Most spiritual directors charge between $50 and $150 per session. Some spiritual directors offer a sliding scale. At Compass Dreamwork, the initial session is free, and after that I charge $75 per one-hour session (or $105 per hour-and-a-half). Payment is usually expected by the end of each session.
It is a good idea to compare financial arrangements as well as qualifications and personality in choosing a spiritual director, as practices and costs vary widely.
What should I expect?
A good spiritual director will be a good, clear communicator and an even better listener. S/he will be warm and welcoming, but also respectful of boundaries and able to maintain a professional perspective. A session of spiritual direction should center on the directee, and not on the director’s opinions, ideas, or feelings. A spiritual director should be able to ask you relevant questions, make suggestions, and even push you a little if this is comfortable for you, but should not take charge of your spiritual life. You should expect strict confidentiality from any competent spiritual director.
Over the long term, regular sessions with a spiritual director usually happen about once or twice a month. However, more frequent meetings are possible, and encouraged during times of crisis or when director and directee are first getting to know each other. Sometimes, directees call for sessions at irregular intervals, whenever they need or wish to “check in,” or to talk about a particular issue—and most spiritual directors can accommodate this.
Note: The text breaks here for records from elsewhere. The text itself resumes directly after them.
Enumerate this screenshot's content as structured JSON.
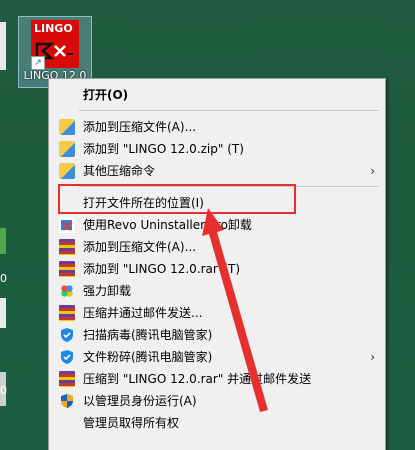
{
  "desktop": {
    "icon_label": "LINGO 12.0",
    "logo_text": "LINGO",
    "edge_digit_1": "0",
    "edge_digit_2": "0"
  },
  "menu": {
    "items": [
      {
        "label": "打开(O)",
        "icon": "none",
        "bold": true
      },
      {
        "label": "添加到压缩文件(A)...",
        "icon": "zip-archive-icon"
      },
      {
        "label": "添加到 \"LINGO 12.0.zip\" (T)",
        "icon": "zip-archive-icon"
      },
      {
        "label": "其他压缩命令",
        "icon": "zip-archive-icon",
        "submenu": true
      },
      {
        "label": "打开文件所在的位置(I)",
        "icon": "none"
      },
      {
        "label": "使用Revo Uninstaller Pro卸载",
        "icon": "revo-uninstaller-icon"
      },
      {
        "label": "添加到压缩文件(A)...",
        "icon": "winrar-icon"
      },
      {
        "label": "添加到 \"LINGO 12.0.rar\"(T)",
        "icon": "winrar-icon"
      },
      {
        "label": "强力卸载",
        "icon": "flower-icon"
      },
      {
        "label": "压缩并通过邮件发送...",
        "icon": "winrar-icon"
      },
      {
        "label": "扫描病毒(腾讯电脑管家)",
        "icon": "shield-icon"
      },
      {
        "label": "文件粉碎(腾讯电脑管家)",
        "icon": "shield-icon",
        "submenu": true
      },
      {
        "label": "压缩到 \"LINGO 12.0.rar\" 并通过邮件发送",
        "icon": "winrar-icon"
      },
      {
        "label": "以管理员身份运行(A)",
        "icon": "uac-shield-icon"
      },
      {
        "label": "管理员取得所有权",
        "icon": "none"
      }
    ],
    "submenu_arrow": "›"
  },
  "colors": {
    "highlight": "#e63030",
    "desktop": "#1e5a3f",
    "menu_bg": "#f0f0f0"
  }
}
In most cases, the time and energy that a spiritual director spends on an individual directee goes beyond the scheduled session. Most spiritual directors will prepare before each session with a period of centering and review, and will spend time after the session centering and perhaps taking notes for future reference. You should expect your spiritual director to remember most of what you tell him/her about yourself, so that you will not have to waste much of your session reminding and repeating.
Additionally, many spiritual directors pray for their directees, or “hold them in the Light” (a Quaker expression) between meetings, keeping them in mind and heart. You can expect your spiritual director to get to know you well, and to care about your well-being.
The people I see in spiritual direction and dreamwork are important to me. I learn from them, respect them, treasure their gifts, and feel honored to be part of their deep journeys. I try to bring the best of myself to each session—and I know other spiritual directors do the same.
Personally, when I visit my own spiritual director/dreamworker (usually via telephone), I am always amazed by how an hour with this person—focusing on my dreams, my creative life, and my place in the world—can be so meaningful and transformative. The possibilities of this kind of work are endless, and I hope you’ll consider trying it for yourself.